1. Evaluating supervised learners in CapyMOA#

This notebook further explores high-level evaluation functions, Data Abstraction and Classifiers

High-level evaluation functions
- We demonstrate how to use prequential_evaluation() and how to further encapsulate prequential evaluation using prequential_evaluation_multiple_learners
- We also discuss particularities about how these evaluation functions relate to how research has developed in the field, and how evaluation is commonly performed and presented.
Supervised Learning
- We clarify important information concerning the usage of Classifiers and their predictions
- We added some examples using Regressors, which highlight the fact that the evaluation is identical to Classifiers (i.e. same high-level evaluation functions)

More information about CapyMOA can be found in https://www.capymoa.org

last update on 25/07/2024

1. The difference between Evaluators#

The following example implements an while loop that updates a ClassificationWindowedEvaluator and a ClassificationEvaluator for the same learner.
The ClassificationWindowedEvaluator update the metrics according to tumbling windows which ‘forgets’ old correct and incorrect predictions. This allows us to observe how well the learner performs on shorter windows.
The ClassificationEvaluator updates the metrics taking into account all the correct and incorrect predictions made. It is useful to observe the overall performance after processing hundreds of thousands of instances.
Two important points:
1. Regarding window_size in ClassificationEvaluator: A ClassificationEvaluator also allow us to specify a window size, but it only controls the frequency at which cumulative metrics are calculated.
2. If we access metrics directly (not through metrics_per_window()) in ClassificationWindowedEvaluator we will be looking at the metrics corresponding to the last window.

For further insight into the specifics of the Evaluators, please refer to the documentation: https://www.capymoa.org

[2]:

from capymoa.datasets import Electricity
from capymoa.evaluation import ClassificationWindowedEvaluator, ClassificationEvaluator
from capymoa.classifier import AdaptiveRandomForestClassifier

stream = Electricity()

ARF = AdaptiveRandomForestClassifier(schema=stream.get_schema(), ensemble_size=10)

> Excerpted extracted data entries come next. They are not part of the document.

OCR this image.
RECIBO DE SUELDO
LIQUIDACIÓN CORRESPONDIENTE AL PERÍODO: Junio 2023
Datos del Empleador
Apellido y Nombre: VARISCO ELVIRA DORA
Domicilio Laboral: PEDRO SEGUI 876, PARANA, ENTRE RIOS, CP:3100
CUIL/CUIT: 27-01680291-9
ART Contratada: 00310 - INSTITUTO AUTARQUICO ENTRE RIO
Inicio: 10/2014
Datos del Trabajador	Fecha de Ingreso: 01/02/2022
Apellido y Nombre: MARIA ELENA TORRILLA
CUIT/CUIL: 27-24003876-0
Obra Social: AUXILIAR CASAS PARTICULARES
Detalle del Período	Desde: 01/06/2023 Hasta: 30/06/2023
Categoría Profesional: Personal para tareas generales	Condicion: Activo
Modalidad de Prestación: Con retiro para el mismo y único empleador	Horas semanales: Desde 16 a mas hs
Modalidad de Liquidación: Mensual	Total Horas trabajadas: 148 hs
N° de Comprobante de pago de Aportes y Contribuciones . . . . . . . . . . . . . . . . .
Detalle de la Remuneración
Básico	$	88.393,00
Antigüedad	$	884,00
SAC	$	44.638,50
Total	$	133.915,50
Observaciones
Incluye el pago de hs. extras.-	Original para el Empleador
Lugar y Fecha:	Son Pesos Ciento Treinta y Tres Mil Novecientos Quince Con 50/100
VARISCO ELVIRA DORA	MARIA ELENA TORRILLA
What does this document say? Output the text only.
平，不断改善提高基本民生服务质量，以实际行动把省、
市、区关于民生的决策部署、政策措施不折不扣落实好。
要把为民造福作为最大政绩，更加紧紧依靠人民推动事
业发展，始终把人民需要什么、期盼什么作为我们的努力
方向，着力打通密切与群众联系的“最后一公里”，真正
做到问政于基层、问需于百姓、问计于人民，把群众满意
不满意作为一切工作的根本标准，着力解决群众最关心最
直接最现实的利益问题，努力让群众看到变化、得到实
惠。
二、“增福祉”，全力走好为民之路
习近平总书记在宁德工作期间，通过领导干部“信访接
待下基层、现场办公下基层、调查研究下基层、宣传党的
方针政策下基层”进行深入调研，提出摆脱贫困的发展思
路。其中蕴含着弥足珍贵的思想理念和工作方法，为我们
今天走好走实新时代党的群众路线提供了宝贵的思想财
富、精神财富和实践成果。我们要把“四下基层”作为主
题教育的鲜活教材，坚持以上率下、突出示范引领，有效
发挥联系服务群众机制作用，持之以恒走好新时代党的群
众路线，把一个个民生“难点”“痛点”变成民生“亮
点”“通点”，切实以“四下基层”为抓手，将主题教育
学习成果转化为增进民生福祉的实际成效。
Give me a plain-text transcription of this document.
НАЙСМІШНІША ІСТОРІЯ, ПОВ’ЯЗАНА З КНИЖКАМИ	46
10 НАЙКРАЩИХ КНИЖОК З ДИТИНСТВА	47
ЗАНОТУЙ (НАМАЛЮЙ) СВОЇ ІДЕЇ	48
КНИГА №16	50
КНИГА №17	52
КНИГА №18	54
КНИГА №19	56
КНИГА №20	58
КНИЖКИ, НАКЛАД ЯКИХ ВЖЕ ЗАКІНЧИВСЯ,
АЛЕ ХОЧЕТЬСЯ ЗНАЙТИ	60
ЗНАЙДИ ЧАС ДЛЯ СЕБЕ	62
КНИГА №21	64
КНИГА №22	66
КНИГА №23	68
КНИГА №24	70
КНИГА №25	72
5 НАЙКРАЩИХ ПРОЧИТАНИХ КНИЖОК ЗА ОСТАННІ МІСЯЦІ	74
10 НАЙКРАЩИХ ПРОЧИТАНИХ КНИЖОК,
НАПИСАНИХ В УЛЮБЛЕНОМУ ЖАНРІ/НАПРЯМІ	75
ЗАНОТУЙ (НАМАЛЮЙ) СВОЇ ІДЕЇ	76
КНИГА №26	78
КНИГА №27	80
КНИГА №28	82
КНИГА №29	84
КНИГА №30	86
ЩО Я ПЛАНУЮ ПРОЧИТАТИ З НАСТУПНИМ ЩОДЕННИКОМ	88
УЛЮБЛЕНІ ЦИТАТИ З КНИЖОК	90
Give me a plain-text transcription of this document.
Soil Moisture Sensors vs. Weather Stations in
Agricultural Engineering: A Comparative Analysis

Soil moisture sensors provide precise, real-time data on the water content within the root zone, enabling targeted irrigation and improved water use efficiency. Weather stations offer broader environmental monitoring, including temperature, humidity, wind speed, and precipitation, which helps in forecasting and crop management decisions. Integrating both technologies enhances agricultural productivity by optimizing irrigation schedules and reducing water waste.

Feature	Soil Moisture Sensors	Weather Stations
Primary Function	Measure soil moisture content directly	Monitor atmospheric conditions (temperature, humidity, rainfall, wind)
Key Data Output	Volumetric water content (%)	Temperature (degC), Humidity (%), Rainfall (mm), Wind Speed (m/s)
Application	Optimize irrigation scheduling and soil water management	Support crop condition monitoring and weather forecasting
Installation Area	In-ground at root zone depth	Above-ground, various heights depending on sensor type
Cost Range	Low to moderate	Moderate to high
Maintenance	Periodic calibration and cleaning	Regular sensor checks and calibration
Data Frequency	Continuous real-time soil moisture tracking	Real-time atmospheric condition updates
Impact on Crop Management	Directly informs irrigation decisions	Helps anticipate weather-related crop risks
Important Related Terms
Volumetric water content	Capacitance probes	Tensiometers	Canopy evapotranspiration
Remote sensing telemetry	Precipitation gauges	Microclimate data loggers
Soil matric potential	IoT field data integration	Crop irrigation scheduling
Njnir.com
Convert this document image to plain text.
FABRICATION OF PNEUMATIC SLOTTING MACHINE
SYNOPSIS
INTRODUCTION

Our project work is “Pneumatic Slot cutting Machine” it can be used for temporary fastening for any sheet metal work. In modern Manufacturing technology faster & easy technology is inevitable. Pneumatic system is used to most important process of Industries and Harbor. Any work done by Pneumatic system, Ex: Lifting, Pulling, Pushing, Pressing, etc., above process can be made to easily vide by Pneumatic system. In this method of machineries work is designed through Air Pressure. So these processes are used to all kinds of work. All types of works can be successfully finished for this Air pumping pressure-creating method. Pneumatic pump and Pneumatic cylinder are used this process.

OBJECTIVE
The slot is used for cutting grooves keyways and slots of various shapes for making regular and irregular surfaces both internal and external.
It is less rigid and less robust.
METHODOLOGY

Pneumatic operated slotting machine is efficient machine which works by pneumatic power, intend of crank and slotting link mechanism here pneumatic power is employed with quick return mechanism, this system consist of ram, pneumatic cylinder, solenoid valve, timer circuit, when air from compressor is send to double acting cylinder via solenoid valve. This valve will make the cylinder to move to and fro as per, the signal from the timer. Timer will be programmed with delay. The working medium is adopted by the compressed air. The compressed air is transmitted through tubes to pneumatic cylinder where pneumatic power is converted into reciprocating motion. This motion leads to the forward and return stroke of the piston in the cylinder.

# The window_size in ClassificationWindowedEvaluator specifies the amount of instances used per evaluation
windowedEvaluatorARF = ClassificationWindowedEvaluator(
    schema=stream.get_schema(), window_size=4500
)
# The window_size ClassificationEvaluator just specifies the frequency at which the cumulative metrics are stored
classificationEvaluatorARF = ClassificationEvaluator(
    schema=stream.get_schema(), window_size=4500
)

while stream.has_more_instances():
    instance = stream.next_instance()
    prediction = ARF.predict(instance)
    windowedEvaluatorARF.update(instance.y_index, prediction)
    classificationEvaluatorARF.update(instance.y_index, prediction)
    ARF.train(instance)

# Showing only the 'classifications correct (percent)' (i.e. accuracy)
print(
    "[ClassificationWindowedEvaluator] Windowed accuracy reported for every window_size windows"
)
print(windowedEvaluatorARF.accuracy())

print(
    f"[ClassificationEvaluator] Cumulative accuracy: {classificationEvaluatorARF.accuracy()}"
)
# We could report the cumulative accuracy every window_size instances with the following code, but that is normally not very insightful.
# display(classificationEvaluatorARF.metrics_per_window())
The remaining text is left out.